Anthony Mayatt, owner of Breathe Fitness, tells Metro.co.uk: ‘The simple answer is yes, 100%.
‘There has been a myth over the years that you need to run to get fit and lose weight etc, but this isn’t the case.
‘Walking has huge benefits and should be included in everyone’s daily routine.’
He goes on to explain that walking lets your heart rate rise more slowly than with running and, while it doesn’t exert you as much as running does, as long as your heart rate rises then it has an aerobic benefit to the body.
However, Ian says that ‘walking alone will only get you so far’ if you want to boost your muscle tone and cardio fitness.
He adds: ‘It’s difficult to compare walking with running as they both offer different benefits.
‘For example, running is better for improving your cardiovascular fitness, while walking is low impact.
‘Rather than comparing the two, focus on your health and how you can use walking to improve it. A good way to start is by taking up “intentional walking”, i.e. purposefully going out for a walk with fitness in mind in a way that you wouldn’t in your normal routine.
‘If you do this one or two times a week, you’ll soon find that your speed and distance before you feel tired will improve.’
To determine how much walking you need to do for it to have a significant impact on your health, Anthony says we first need to establish the different types of walking you can do.
‘There’s the everyday walking doing your chores,’ he explains, ‘clothes shopping, etc, to increase your step count, and there is a planned walk similar to a run.
‘A brisk walk means you are walking at a faster pace with your heart rate higher than your resting over a lengthened period of time.
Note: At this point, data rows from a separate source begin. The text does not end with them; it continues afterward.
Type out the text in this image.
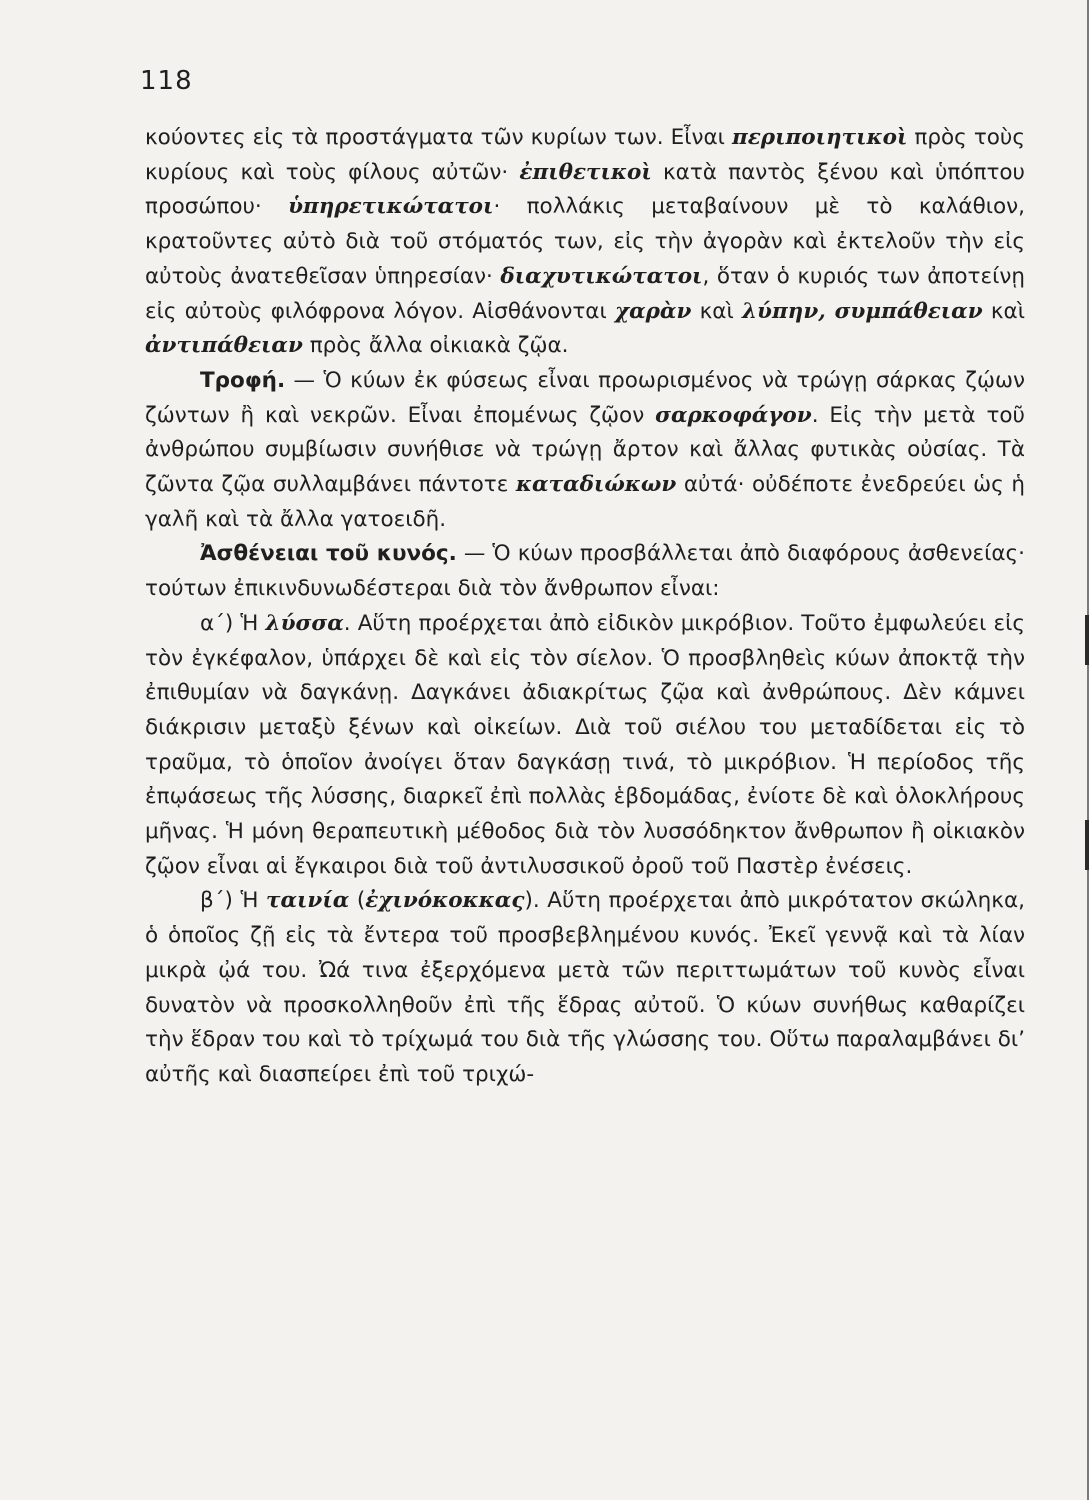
118

κούοντες εἰς τὰ προστάγματα τῶν κυρίων των. Εἶναι περιποιητικοὶ πρὸς τοὺς κυρίους καὶ τοὺς φίλους αὐτῶν· ἐπιθετικοὶ κατὰ παντὸς ξένου καὶ ὑπόπτου προσώπου· ὑπηρετικώτατοι· πολλάκις μεταβαίνουν μὲ τὸ καλάθιον, κρατοῦντες αὐτὸ διὰ τοῦ στόματός των, εἰς τὴν ἀγορὰν καὶ ἐκτελοῦν τὴν εἰς αὐτοὺς ἀνατεθεῖσαν ὑπηρεσίαν· διαχυτικώτατοι, ὅταν ὁ κυριός των ἀποτείνῃ εἰς αὐτοὺς φιλόφρονα λόγον. Αἰσθάνονται χαρὰν καὶ λύπην, συμπάθειαν καὶ ἀντιπάθειαν πρὸς ἄλλα οἰκιακὰ ζῷα.

Τροφή. — Ὁ κύων ἐκ φύσεως εἶναι προωρισμένος νὰ τρώγῃ σάρκας ζῴων ζώντων ἢ καὶ νεκρῶν. Εἶναι ἐπομένως ζῷον σαρκοφάγον. Εἰς τὴν μετὰ τοῦ ἀνθρώπου συμβίωσιν συνήθισε νὰ τρώγῃ ἄρτον καὶ ἄλλας φυτικὰς οὐσίας. Τὰ ζῶντα ζῷα συλλαμβάνει πάντοτε καταδιώκων αὐτά· οὐδέποτε ἐνεδρεύει ὡς ἡ γαλῆ καὶ τὰ ἄλλα γατοειδῆ.

Ἀσθένειαι τοῦ κυνός. — Ὁ κύων προσβάλλεται ἀπὸ διαφόρους ἀσθενείας· τούτων ἐπικινδυνωδέστεραι διὰ τὸν ἄνθρωπον εἶναι:

α΄) Ἡ λύσσα. Αὕτη προέρχεται ἀπὸ εἰδικὸν μικρόβιον. Τοῦτο ἐμφωλεύει εἰς τὸν ἐγκέφαλον, ὑπάρχει δὲ καὶ εἰς τὸν σίελον. Ὁ προσβληθεὶς κύων ἀποκτᾷ τὴν ἐπιθυμίαν νὰ δαγκάνῃ. Δαγκάνει ἀδιακρίτως ζῷα καὶ ἀνθρώπους. Δὲν κάμνει διάκρισιν μεταξὺ ξένων καὶ οἰκείων. Διὰ τοῦ σιέλου του μεταδίδεται εἰς τὸ τραῦμα, τὸ ὁποῖον ἀνοίγει ὅταν δαγκάσῃ τινά, τὸ μικρόβιον. Ἡ περίοδος τῆς ἐπῳάσεως τῆς λύσσης, διαρκεῖ ἐπὶ πολλὰς ἑβδομάδας, ἐνίοτε δὲ καὶ ὁλοκλήρους μῆνας. Ἡ μόνη θεραπευτικὴ μέθοδος διὰ τὸν λυσσόδηκτον ἄνθρωπον ἢ οἰκιακὸν ζῷον εἶναι αἱ ἔγκαιροι διὰ τοῦ ἀντιλυσσικοῦ ὀροῦ τοῦ Παστὲρ ἐνέσεις.

β΄) Ἡ ταινία (ἐχινόκοκκας). Αὕτη προέρχεται ἀπὸ μικρότατον σκώληκα, ὁ ὁποῖος ζῇ εἰς τὰ ἔντερα τοῦ προσβεβλημένου κυνός. Ἐκεῖ γεννᾷ καὶ τὰ λίαν μικρὰ ᾠά του. Ὠά τινα ἐξερχόμενα μετὰ τῶν περιττωμάτων τοῦ κυνὸς εἶναι δυνατὸν νὰ προσκολληθοῦν ἐπὶ τῆς ἕδρας αὐτοῦ. Ὁ κύων συνήθως καθαρίζει τὴν ἕδραν του καὶ τὸ τρίχωμά του διὰ τῆς γλώσσης του. Οὕτω παραλαμβάνει δι’ αὐτῆς καὶ διασπείρει ἐπὶ τοῦ τριχώ-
‘It doesn’t matter if you are running or walking 2km, they each have their advantages and one isn’t better than the other. A brisk walk is easier on the joints as there is less impact on the ground with your stride.’
With that being said, if you want to go for a walk specifically to benefit your health, Anthony recommends a good average of going for a brisk 30-minute walk on a daily basis.
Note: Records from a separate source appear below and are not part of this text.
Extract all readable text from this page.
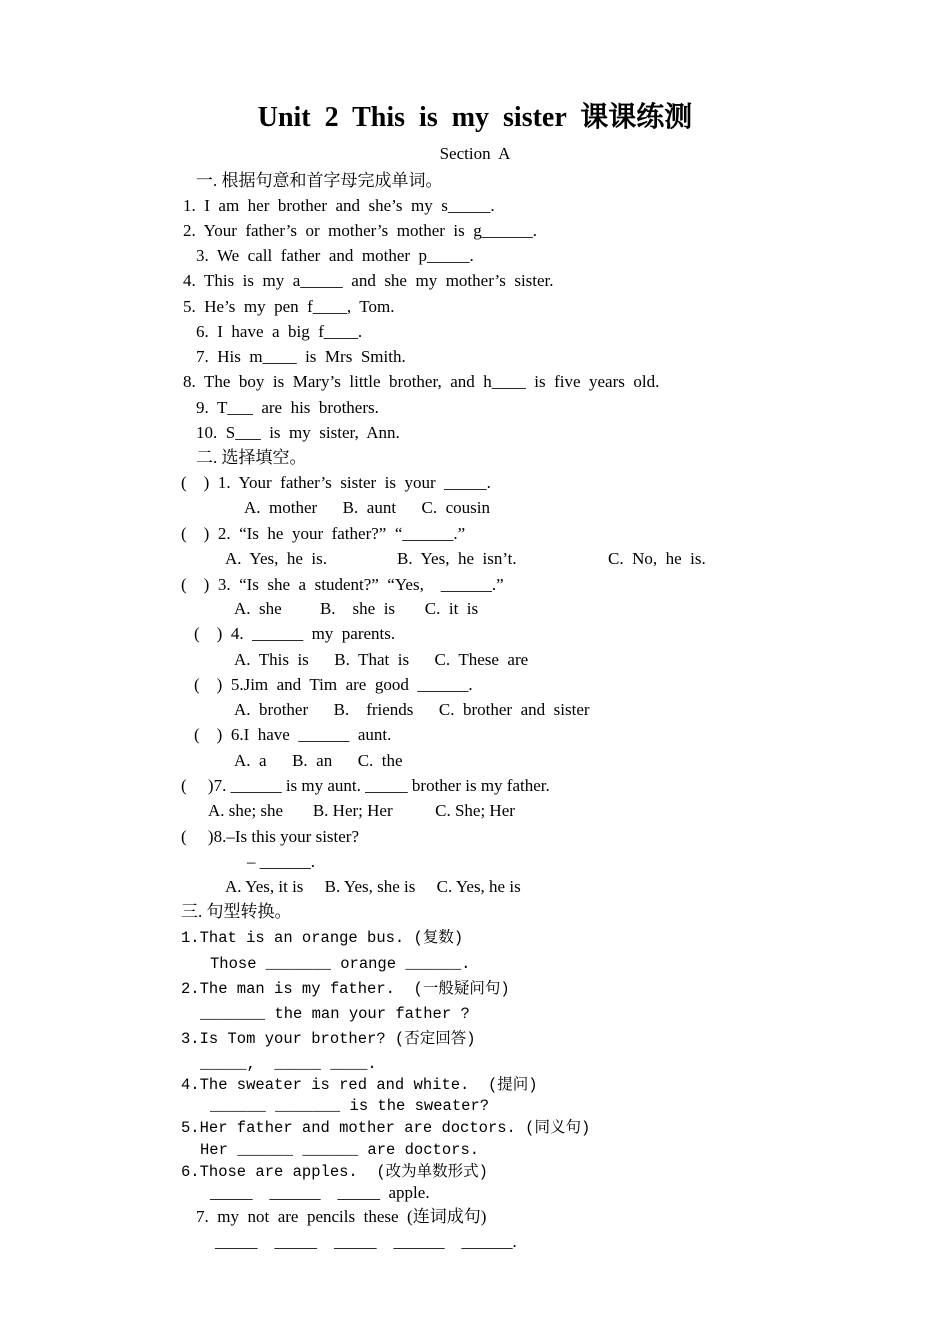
Unit  2  This  is  my  sister  课课练测
Section  A
一. 根据句意和首字母完成单词。
1.  I  am  her  brother  and  she’s  my  s_____.
2.  Your  father’s  or  mother’s  mother  is  g______.
3.  We  call  father  and  mother  p_____.
4.  This  is  my  a_____  and  she  my  mother’s  sister.
5.  He’s  my  pen  f____,  Tom.
6.  I  have  a  big  f____.
7.  His  m____  is  Mrs  Smith.
8.  The  boy  is  Mary’s  little  brother,  and  h____  is  five  years  old.
9.  T___  are  his  brothers.
10.  S___  is  my  sister,  Ann.
二. 选择填空。
(    )  1.  Your  father’s  sister  is  your  _____.
A.  mother      B.  aunt      C.  cousin
(    )  2.  “Is  he  your  father?”  “______.”
A.  Yes,  he  is.	B.  Yes,  he  isn’t.	C.  No,  he  is.
(    )  3.  “Is  she  a  student?”  “Yes,    ______.”
A.  she         B.    she  is       C.  it  is
(    )  4.  ______  my  parents.
A.  This  is      B.  That  is      C.  These  are
(    )  5.Jim  and  Tim  are  good  ______.
A.  brother      B.    friends      C.  brother  and  sister
(    )  6.I  have  ______  aunt.
A.  a      B.  an      C.  the
(     )7. ______ is my aunt. _____ brother is my father.
A. she; she       B. Her; Her          C. She; Her
(     )8.–Is this your sister?
– ______.
A. Yes, it is     B. Yes, she is     C. Yes, he is
三. 句型转换。
1.That is an orange bus. (复数)
Those _______ orange ______.
2.The man is my father.  (一般疑问句)
_______ the man your father ?
3.Is Tom your brother? (否定回答)
_____,  _____ ____.
4.The sweater is red and white.  (提问)
______ _______ is the sweater?
5.Her father and mother are doctors. (同义句)
Her ______ ______ are doctors.
6.Those are apples.  (改为单数形式)
_____    ______    _____  apple.
7.  my  not  are  pencils  these  (连词成句)
_____    _____    _____    ______    ______.
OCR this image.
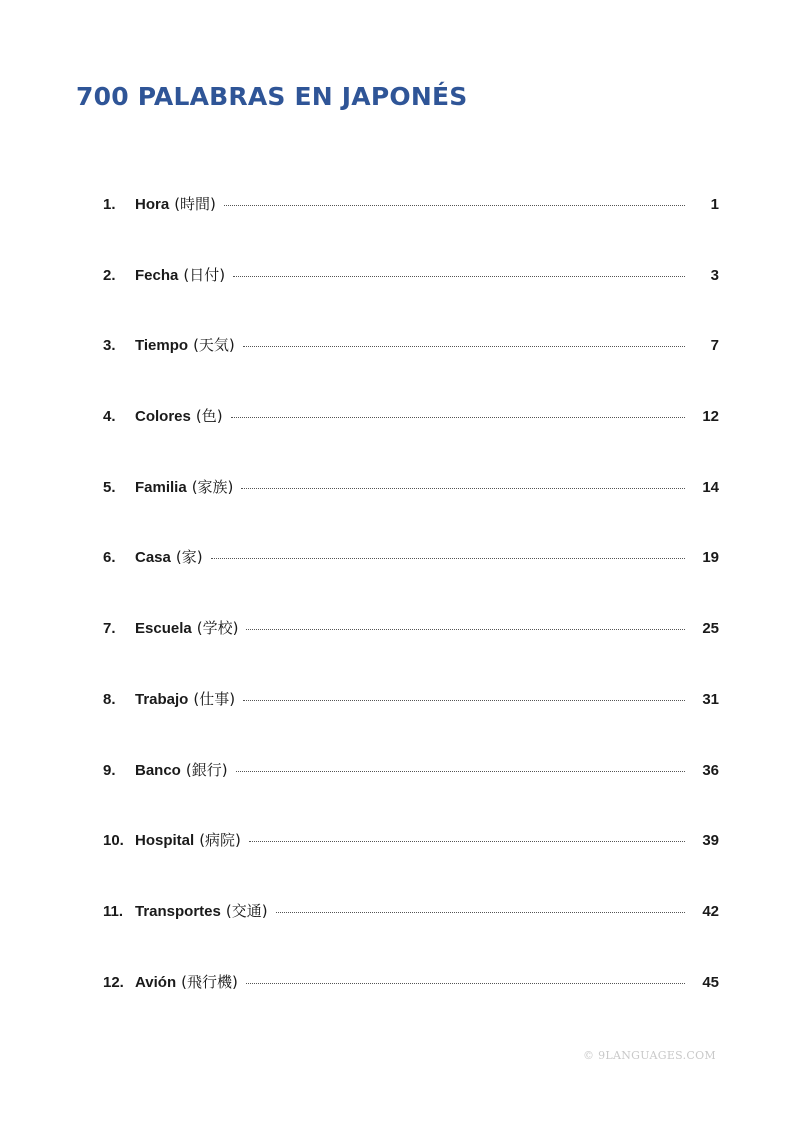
700 PALABRAS EN JAPONÉS
1.	Hora (時間)	1
2.	Fecha (日付)	3
3.	Tiempo (天気)	7
4.	Colores (色)	12
5.	Familia (家族)	14
6.	Casa (家)	19
7.	Escuela (学校)	25
8.	Trabajo (仕事)	31
9.	Banco (銀行)	36
10. Hospital (病院)	39
11. Transportes (交通)	42
12. Avión (飛行機)	45
© 9LANGUAGES.COM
‘You should notice your breathing rate increase a lot but should still be able to talk if walking with someone,’ he says. ‘So your pace should be faster than your normal casual walking speed.’
Ian goes even further and says 10,000 steps is a good goal to aim for if you want to try and get fitter through walking.
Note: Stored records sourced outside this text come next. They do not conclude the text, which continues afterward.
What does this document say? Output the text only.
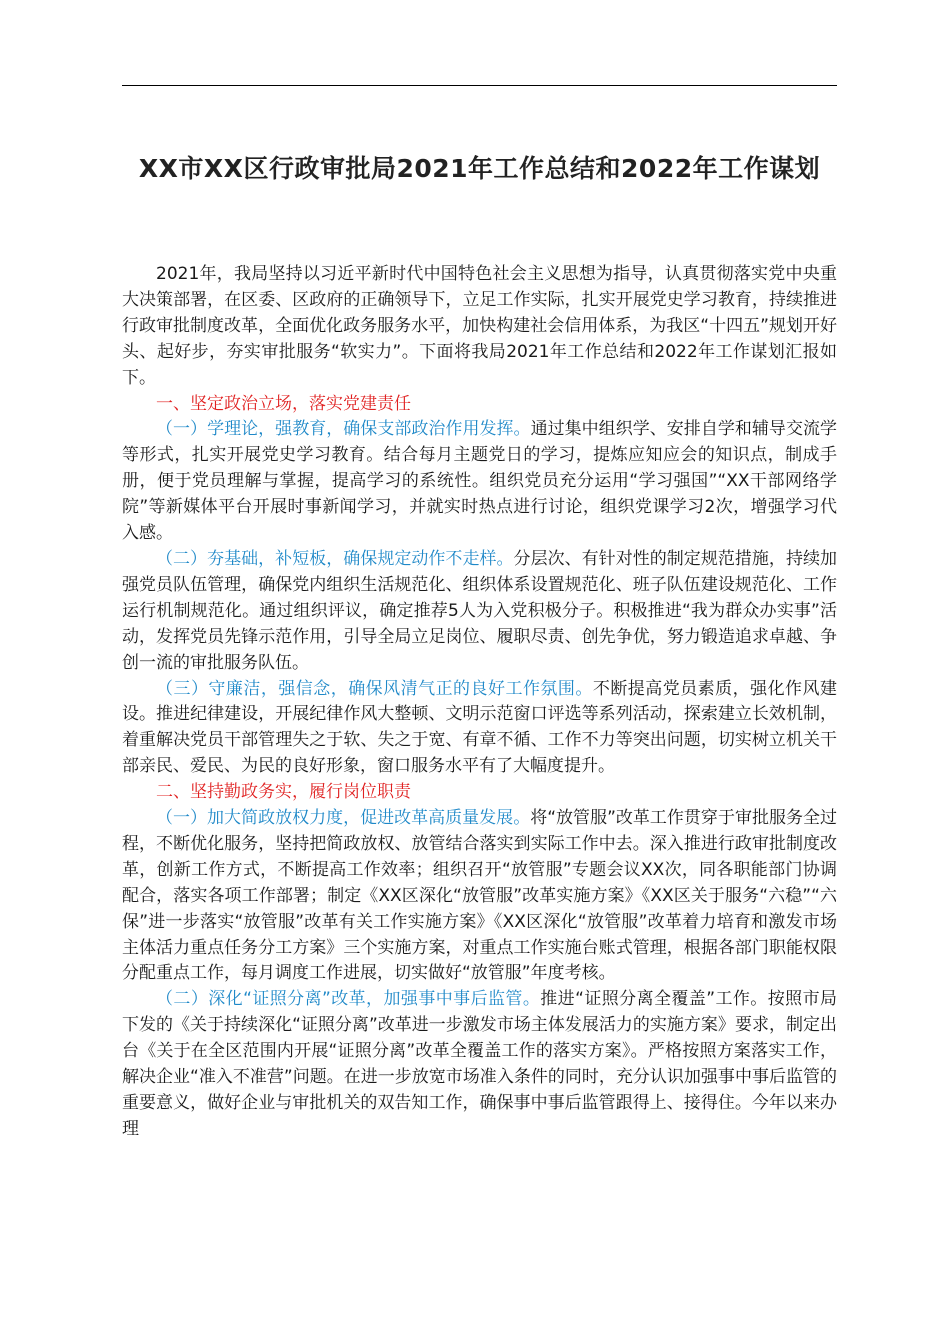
XX市XX区行政审批局2021年工作总结和2022年工作谋划

2021年，我局坚持以习近平新时代中国特色社会主义思想为指导，认真贯彻落实党中央重大决策部署，在区委、区政府的正确领导下，立足工作实际，扎实开展党史学习教育，持续推进行政审批制度改革，全面优化政务服务水平，加快构建社会信用体系，为我区“十四五”规划开好头、起好步，夯实审批服务“软实力”。下面将我局2021年工作总结和2022年工作谋划汇报如下。

一、坚定政治立场，落实党建责任

（一）学理论，强教育，确保支部政治作用发挥。通过集中组织学、安排自学和辅导交流学等形式，扎实开展党史学习教育。结合每月主题党日的学习，提炼应知应会的知识点，制成手册，便于党员理解与掌握，提高学习的系统性。组织党员充分运用“学习强国”“XX干部网络学院”等新媒体平台开展时事新闻学习，并就实时热点进行讨论，组织党课学习2次，增强学习代入感。

（二）夯基础，补短板，确保规定动作不走样。分层次、有针对性的制定规范措施，持续加强党员队伍管理，确保党内组织生活规范化、组织体系设置规范化、班子队伍建设规范化、工作运行机制规范化。通过组织评议，确定推荐5人为入党积极分子。积极推进“我为群众办实事”活动，发挥党员先锋示范作用，引导全局立足岗位、履职尽责、创先争优，努力锻造追求卓越、争创一流的审批服务队伍。

（三）守廉洁，强信念，确保风清气正的良好工作氛围。不断提高党员素质，强化作风建设。推进纪律建设，开展纪律作风大整顿、文明示范窗口评选等系列活动，探索建立长效机制，着重解决党员干部管理失之于软、失之于宽、有章不循、工作不力等突出问题，切实树立机关干部亲民、爱民、为民的良好形象，窗口服务水平有了大幅度提升。

二、坚持勤政务实，履行岗位职责

（一）加大简政放权力度，促进改革高质量发展。将“放管服”改革工作贯穿于审批服务全过程，不断优化服务，坚持把简政放权、放管结合落实到实际工作中去。深入推进行政审批制度改革，创新工作方式，不断提高工作效率；组织召开“放管服”专题会议XX次，同各职能部门协调配合，落实各项工作部署；制定《XX区深化“放管服”改革实施方案》《XX区关于服务“六稳”“六保”进一步落实“放管服”改革有关工作实施方案》《XX区深化“放管服”改革着力培育和激发市场主体活力重点任务分工方案》三个实施方案，对重点工作实施台账式管理，根据各部门职能权限分配重点工作，每月调度工作进展，切实做好“放管服”年度考核。

（二）深化“证照分离”改革，加强事中事后监管。推进“证照分离全覆盖”工作。按照市局下发的《关于持续深化“证照分离”改革进一步激发市场主体发展活力的实施方案》要求，制定出台《关于在全区范围内开展“证照分离”改革全覆盖工作的落实方案》。严格按照方案落实工作，解决企业“准入不准营”问题。在进一步放宽市场准入条件的同时，充分认识加强事中事后监管的重要意义，做好企业与审批机关的双告知工作，确保事中事后监管跟得上、接得住。今年以来办理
‘Walking to the shops instead of driving,’ he says, ‘getting off the bus a few stops early, and even doing a mini walking workout at home up and down the stairs to break up long periods of sitting down can all help achieve more steps.
‘If you already walk a fair bit, you’ll need to step it up a gear to improve your fitness.
‘Try exploring walking routes in your local area, making sure to include hilly terrain to get your heart rate up. Walking in nature can really help your mood, so opt for green walks where you can.’
If you’re new to walking with fitness intent, Anthony recommends wearing comfortable shoes, just like you would if you were running, and trying not to wear lots of layers as your body heat should build as your heart rate rises.
He adds: ‘Carry a bottle of water and try to choose a route that will limit how much you need to stop i.e. crossing at traffic lights. It’s good to head to a park and choose a walking route and find a podcast you can listen to for the entirety of the walk.
‘Perform some mobility stretches beforehand to loosen the joints and start the walk slower and build up into it. At the end of the walk stretch out for 10 minutes to prevent injuries and tight muscles.
Ian says that stretching might not always be necessary since walking has a low risk of injury.
‘That said,’ he adds, ‘everyone can benefit from improving their flexibility. Before exercise, do dynamic stretches, and after exercising try static stretches, focusing on these major muscle groups –
- Hip flexors
- Lower and upper back
‘I find starting at the bottom and working your way up to the top of your body is a good way to ensure nothing gets missed.
‘Hip flexors and adductors are not major muscle groups, but can help to combat a sedentary lifestyle and prevent knee and lower back pain.’